Designing a digital twin of Newcastle Central Station to understand reluctance around rail travel
In 2019, we collaborated with Northern Rail to create a working proof-of-concept for an explorable 'Digital Twin' of Newcastle Central Station. Through facilitating research with our VOICE® members, we helped Northern Rail to identify and explore why older adults may be reluctant to engage with the rail network.
Background
While active travel is one of the most effective methods for individuals to be happier, healthier, and more connected throughout their life, levels of activity generally decrease as people get older. Despite the availability of public transport, one third of older adults report unmet travel needs in relation to pursuing leisure activities or visiting friends and family. Barriers to travel have been listed as personal safety concerns, fears around declining health and/or disability, the lack of an active travel habit, and the prevalence of car culture in the UK. We wanted to investigate these barriers specifically in relation to rail travel, in collaboration with Northern Rail.
The objective of the project was to create a working proof-of-concept for an explorable ‘Digital Twin’ railway station – in this case: Newcastle Central Station. The aim of the Digital Twin was to engage with a demographic who were currently reluctant to engage with the rail network and to identify and explore the reasons for this reluctance. Through our VOICE® network, we identified a number of people within this demographic who became the project group for the research.
Our approach
- What are the barriers to older adults engaging with travel?
- What can we do to help older people overcome these barriers?
During our initial research, we engaged a panel of active citizens – our VOICE® members – who helped us to understand several of the key tensions at play, a major one being an ‘unfamiliarity’ with the station itself. This unfamiliarity led to decreased confidence, increased anxiety and, therefore, a reluctance to engage.
We’re the generation that’s got the money to travel, maybe we haven’t got the confidence. So this will give us it.
Through a series of workshops, we identified that creating a ‘Digital Twin’ of the environment they were planning to engage with could help to alleviate this tension, and enable as realistic an experience as possible.
Together with Northern Rail and TIGERX (a CGI animation studio), we co-designed and co-developed a highly detailed, virtual version of Newcastle Central Station, along with an easy to understand ‘User Interface’ to allow free-roaming or structured way-finding; all of which could be experienced in a full audio-visual Virtual Reality environment.
By engaging directly with a cross-section of the demographic in a further four separate workshops, Northern Rail were able to ascertain highly detailed and specific insights. The latter two workshops included hands-on use of the system in which all members of the workshop directly engaged.
The project
The innovation in the project lay in the use of CGI and animation to improve the experience of existing railway customers, and in allowing those who didn’t engage to navigate prior to their journey, thereby increasing their social mobility.

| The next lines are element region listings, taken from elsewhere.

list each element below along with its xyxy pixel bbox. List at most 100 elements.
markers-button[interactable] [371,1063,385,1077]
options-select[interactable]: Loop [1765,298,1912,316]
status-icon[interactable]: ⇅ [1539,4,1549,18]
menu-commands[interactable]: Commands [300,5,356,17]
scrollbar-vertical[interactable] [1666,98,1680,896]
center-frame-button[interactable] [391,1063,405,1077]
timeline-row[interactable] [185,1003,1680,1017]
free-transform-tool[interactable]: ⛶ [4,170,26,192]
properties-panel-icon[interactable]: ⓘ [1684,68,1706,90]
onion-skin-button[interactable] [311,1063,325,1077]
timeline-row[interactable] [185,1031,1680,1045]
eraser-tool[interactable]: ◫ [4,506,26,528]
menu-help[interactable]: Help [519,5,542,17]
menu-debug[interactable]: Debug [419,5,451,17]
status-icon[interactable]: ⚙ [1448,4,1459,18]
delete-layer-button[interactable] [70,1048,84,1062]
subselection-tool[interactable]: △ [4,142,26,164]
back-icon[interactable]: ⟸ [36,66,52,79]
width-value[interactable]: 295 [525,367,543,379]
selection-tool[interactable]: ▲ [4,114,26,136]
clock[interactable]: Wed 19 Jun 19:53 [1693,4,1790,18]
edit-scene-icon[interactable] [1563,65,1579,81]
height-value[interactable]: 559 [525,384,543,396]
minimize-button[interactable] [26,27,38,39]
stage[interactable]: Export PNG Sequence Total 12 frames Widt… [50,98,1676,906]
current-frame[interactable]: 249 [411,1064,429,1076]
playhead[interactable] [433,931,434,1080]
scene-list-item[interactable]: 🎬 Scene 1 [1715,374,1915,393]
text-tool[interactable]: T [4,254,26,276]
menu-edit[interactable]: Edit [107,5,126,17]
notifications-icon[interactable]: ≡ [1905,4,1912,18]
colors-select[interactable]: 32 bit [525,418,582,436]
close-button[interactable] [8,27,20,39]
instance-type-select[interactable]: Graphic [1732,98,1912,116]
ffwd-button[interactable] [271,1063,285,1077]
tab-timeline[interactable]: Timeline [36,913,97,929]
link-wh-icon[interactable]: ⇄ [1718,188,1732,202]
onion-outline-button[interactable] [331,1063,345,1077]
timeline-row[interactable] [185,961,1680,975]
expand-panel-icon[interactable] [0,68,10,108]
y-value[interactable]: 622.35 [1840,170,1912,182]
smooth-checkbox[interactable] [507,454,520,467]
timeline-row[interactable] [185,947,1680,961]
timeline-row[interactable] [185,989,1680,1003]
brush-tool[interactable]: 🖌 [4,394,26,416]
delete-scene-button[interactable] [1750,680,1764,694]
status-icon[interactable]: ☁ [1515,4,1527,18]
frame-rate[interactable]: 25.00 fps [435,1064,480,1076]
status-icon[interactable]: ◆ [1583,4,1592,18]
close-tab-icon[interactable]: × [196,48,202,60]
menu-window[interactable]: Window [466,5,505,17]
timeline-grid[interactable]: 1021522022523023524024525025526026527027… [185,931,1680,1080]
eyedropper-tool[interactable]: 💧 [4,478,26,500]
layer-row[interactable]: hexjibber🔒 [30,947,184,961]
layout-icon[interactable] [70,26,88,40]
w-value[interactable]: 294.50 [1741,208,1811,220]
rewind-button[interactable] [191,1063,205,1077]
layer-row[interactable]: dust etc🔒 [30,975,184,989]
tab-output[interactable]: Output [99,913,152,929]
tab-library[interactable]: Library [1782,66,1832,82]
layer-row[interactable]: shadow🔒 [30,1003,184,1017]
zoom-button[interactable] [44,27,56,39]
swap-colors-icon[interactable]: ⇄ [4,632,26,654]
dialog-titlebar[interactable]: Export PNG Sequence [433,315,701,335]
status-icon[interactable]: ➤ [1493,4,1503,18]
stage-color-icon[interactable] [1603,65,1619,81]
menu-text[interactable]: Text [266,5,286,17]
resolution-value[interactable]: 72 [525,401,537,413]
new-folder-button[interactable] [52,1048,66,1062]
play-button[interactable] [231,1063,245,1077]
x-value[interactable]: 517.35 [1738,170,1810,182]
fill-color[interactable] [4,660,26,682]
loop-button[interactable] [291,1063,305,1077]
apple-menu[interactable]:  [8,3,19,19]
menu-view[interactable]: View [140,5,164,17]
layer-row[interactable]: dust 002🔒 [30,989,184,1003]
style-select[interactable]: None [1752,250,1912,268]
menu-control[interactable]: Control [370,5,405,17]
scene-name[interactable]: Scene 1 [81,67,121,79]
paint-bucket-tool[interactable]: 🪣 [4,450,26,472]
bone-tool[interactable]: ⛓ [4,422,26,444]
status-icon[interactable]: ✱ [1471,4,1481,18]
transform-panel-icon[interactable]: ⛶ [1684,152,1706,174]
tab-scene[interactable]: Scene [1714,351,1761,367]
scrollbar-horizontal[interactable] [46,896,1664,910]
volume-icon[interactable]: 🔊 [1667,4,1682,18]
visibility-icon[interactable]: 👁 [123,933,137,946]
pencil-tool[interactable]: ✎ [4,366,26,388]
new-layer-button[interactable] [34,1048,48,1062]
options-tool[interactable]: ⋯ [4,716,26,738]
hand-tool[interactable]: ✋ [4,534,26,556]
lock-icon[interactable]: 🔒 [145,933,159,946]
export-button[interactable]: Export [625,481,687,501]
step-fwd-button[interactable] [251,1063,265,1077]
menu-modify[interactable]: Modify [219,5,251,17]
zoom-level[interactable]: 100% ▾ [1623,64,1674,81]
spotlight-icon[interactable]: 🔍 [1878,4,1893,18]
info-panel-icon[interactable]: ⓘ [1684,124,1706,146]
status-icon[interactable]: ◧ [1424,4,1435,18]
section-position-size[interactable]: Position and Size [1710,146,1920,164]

This project involved engaging with a wide range of people and harnessing the knowledge, insights, experience, and ideas of the public to help build an evidence base. This methodology provided invaluable insights from those who did not currently use or perhaps actively avoided the station, which was an innovative way to ensure that unmet needs were met.
One VOICE® member on the Digital Twin demonstrator:
This would change my life!
This project was also novel in that it used stereotypically ‘youthful’ technology, computer games, to enhance the lives of those across the life course.
You can watch a sample of the interface we developed with Northern Rail and TigerX here.
The outcomes
Through this project, Northern Rail encouraged a demographic, via the research group, to feel more confident to use Newcastle Central Station, thereby increasing the accessibility of the station.
Other highlights included:
- The workshops retained 100% returning members, all of which engaged with and fed directly into the development of the tool
- A final showcase workshop to use the Digital Twin tool, in which every member had at least once direct hands-on experience with the tool, with unanimously positive feedback
- 100% positive feedback that all members of the user group felt inspired and empowered to use the ‘real’ station
- Confirmation that, as a direct result of this experience, some members felt empowered to use Newcastle Central Station
This is a modern solution to a typical railway question regarding how to pre-navigate complex surroundings (which railway stations uniquely are), for people in general (think VR Google Maps for railway stations) but more importantly for those people who feel anxious undertaking new journeys in environments they haven’t experienced before.
This project has the potential to initiate an entirely new 3D-based virtual way-finding platform that could become the go-to application for the general public wishing to explore large scale transportation hub buildings prior to visiting.